The film may prove to be a tipping point for US health care in the dog days of the Bush regime. But Moore's rose tinted portrayal of Europe's health systems will raise a hollow laugh from anyone devilling with the detail of the NHS. At a recent King's Fund meeting on "the patient of the future" we heard that centrally funded systems reduce patients' engagement—shown by the woman with the baby in Moore's film. Why should this matter? Because hard cash is involved. According to the 2002 Wanless report on NHS funding, engaged patients are cheaper.

Angela Coulter and Jo Ellins agree (doi: 10.1136/bmj.39246.581169.80). Their systematic overview concludes that patient centred care is about far more than being politically correct. Where patients are empowered—which is best achieved through a mix of oral and written information, with active support from clinicians—outcomes improve and use of health services may fall.

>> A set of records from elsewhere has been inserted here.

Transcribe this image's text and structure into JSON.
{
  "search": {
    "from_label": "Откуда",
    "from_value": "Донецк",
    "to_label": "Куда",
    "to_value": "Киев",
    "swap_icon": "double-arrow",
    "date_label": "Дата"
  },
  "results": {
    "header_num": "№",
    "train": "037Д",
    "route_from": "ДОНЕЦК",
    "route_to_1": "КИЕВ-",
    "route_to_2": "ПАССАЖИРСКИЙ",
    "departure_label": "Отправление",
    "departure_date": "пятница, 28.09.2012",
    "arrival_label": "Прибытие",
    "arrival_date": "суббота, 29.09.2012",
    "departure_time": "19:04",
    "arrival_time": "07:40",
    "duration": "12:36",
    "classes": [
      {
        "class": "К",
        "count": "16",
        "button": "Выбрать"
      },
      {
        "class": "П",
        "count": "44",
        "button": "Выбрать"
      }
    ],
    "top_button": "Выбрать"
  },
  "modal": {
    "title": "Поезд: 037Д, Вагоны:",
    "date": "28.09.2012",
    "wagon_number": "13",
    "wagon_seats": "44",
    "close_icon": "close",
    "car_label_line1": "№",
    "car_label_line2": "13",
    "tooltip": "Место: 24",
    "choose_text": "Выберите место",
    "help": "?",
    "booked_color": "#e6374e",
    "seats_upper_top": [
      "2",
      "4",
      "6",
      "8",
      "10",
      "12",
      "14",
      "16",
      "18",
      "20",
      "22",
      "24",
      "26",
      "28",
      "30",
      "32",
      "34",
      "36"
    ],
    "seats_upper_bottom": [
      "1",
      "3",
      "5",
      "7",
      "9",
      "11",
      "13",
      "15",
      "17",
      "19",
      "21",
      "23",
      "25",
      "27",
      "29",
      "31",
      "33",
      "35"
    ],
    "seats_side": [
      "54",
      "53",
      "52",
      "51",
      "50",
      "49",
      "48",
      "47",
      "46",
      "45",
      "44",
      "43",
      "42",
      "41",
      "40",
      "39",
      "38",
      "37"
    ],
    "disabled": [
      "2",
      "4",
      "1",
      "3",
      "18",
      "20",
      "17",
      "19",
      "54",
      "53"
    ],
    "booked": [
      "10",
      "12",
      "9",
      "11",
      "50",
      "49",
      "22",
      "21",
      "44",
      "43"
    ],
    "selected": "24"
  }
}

Calls for greater empowerment of health professionals probably can't be equally evidence based, but at least these calls are now coming from groups other than the professionals themselves. As Nick Timmins explains (doi: 10.1136/bmj.39261.449097.AD), we don't yet know what Gordon Brown is planning for the NHS. But a report from the Cabinet Office on the Department of Health should be a priority for the attention for Alan Johnson, the new health secretary, says Rudolf Klein (doi: 10.1136/bmj.39262.746238.47). The report acknowledges that morale within the NHS is low and that the pace of change has disempowered staff. It warns that the department now needs to lead the shift from top-down targets to locally driven healthcare systems. The crucial question, says Klein, is whether Alan Johnson will translate the political rhetoric into reality.

Michael Moore deals in extremes. So does the BMJ. Melita Gordon gives her own take on targets after six years spent in Malawi (p 45; doi: 10.1136/bmj.39255.551458.94). After a gruelling but highly efficient ward round—seeing 56 patients sharing 32 beds in three hours—she is humbled by a patient's offer to share his meagre meal. "If our clinical targets crowd out what our patients can teach us about humanity, we are missing the most important lessons of all."